# Searching for lawncare Youtuber



## Phids (Sep 24, 2020)

There was a Youtuber who had a channel on lawncare but I can't find it anymore. I think he lived in Utah at one point before moving down to Florida. He had several videos on repairing John Deere greensmowers, as well as some Toros. His name escapes me right now and he's not coming up when I searched for John Deeres. Anyone know who I'm talking about?


----------



## 01Bullitt (Aug 31, 2020)

Phids said:


> There was a Youtuber who had a channel on lawncare but I can't find it anymore. I think he lived in Utah at one point before moving down to Florida. He had several videos on repairing John Deere greensmowers, as well as some Toros. His name escapes me right now and he's not coming up when I searched for John Deeres. Anyone know who I'm talking about?

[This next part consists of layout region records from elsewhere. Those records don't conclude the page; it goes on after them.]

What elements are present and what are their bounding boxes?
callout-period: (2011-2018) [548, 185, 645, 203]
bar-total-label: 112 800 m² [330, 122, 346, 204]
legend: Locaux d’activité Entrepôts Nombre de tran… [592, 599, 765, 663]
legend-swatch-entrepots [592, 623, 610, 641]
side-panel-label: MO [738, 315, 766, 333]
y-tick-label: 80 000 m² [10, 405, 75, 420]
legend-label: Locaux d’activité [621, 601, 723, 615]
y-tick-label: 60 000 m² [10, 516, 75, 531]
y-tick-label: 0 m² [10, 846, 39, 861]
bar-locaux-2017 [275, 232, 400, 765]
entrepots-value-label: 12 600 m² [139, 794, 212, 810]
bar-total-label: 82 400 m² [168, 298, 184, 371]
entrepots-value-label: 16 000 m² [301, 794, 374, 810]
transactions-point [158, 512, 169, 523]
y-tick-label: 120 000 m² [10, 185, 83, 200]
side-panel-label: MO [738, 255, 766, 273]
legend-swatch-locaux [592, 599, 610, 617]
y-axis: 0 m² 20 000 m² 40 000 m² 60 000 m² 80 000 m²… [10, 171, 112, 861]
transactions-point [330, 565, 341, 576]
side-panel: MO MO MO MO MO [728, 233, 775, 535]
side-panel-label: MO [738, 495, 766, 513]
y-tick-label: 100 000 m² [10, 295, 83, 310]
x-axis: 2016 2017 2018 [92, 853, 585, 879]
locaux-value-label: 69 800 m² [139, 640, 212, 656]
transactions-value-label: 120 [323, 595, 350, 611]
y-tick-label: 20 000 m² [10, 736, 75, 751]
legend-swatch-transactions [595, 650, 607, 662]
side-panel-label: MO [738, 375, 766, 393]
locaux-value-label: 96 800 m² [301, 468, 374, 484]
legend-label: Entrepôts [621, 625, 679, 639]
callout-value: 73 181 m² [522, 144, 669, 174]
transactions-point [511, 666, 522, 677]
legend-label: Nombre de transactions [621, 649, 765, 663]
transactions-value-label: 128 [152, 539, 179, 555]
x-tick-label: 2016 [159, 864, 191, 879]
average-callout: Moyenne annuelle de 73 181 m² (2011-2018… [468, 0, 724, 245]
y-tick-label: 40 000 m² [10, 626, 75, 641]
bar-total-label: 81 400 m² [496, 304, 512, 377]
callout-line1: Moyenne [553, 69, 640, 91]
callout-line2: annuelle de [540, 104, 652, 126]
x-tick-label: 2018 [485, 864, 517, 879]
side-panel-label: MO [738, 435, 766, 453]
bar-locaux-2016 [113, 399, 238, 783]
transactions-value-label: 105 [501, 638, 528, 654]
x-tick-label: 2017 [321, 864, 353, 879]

Is it by chance Brett's Grasscapades?
https://www.youtube.com/playlist?list=PLMZo1Znea-rXFsi42oakXVkFzrMqMNvrN


----------



## Ware (Jan 28, 2017)

Probably @brettgoodyear


----------



## Phids (Sep 24, 2020)

Ware said:


> Probably @brettgoodyear


@01Bullitt Thanks. Yep, that's the one.


----------



## 01Bullitt (Aug 31, 2020)

Phids said:


> Ware said:
> 
> 
> > Probably @brettgoodyear
> ...


You're welcome :thumbup:


----------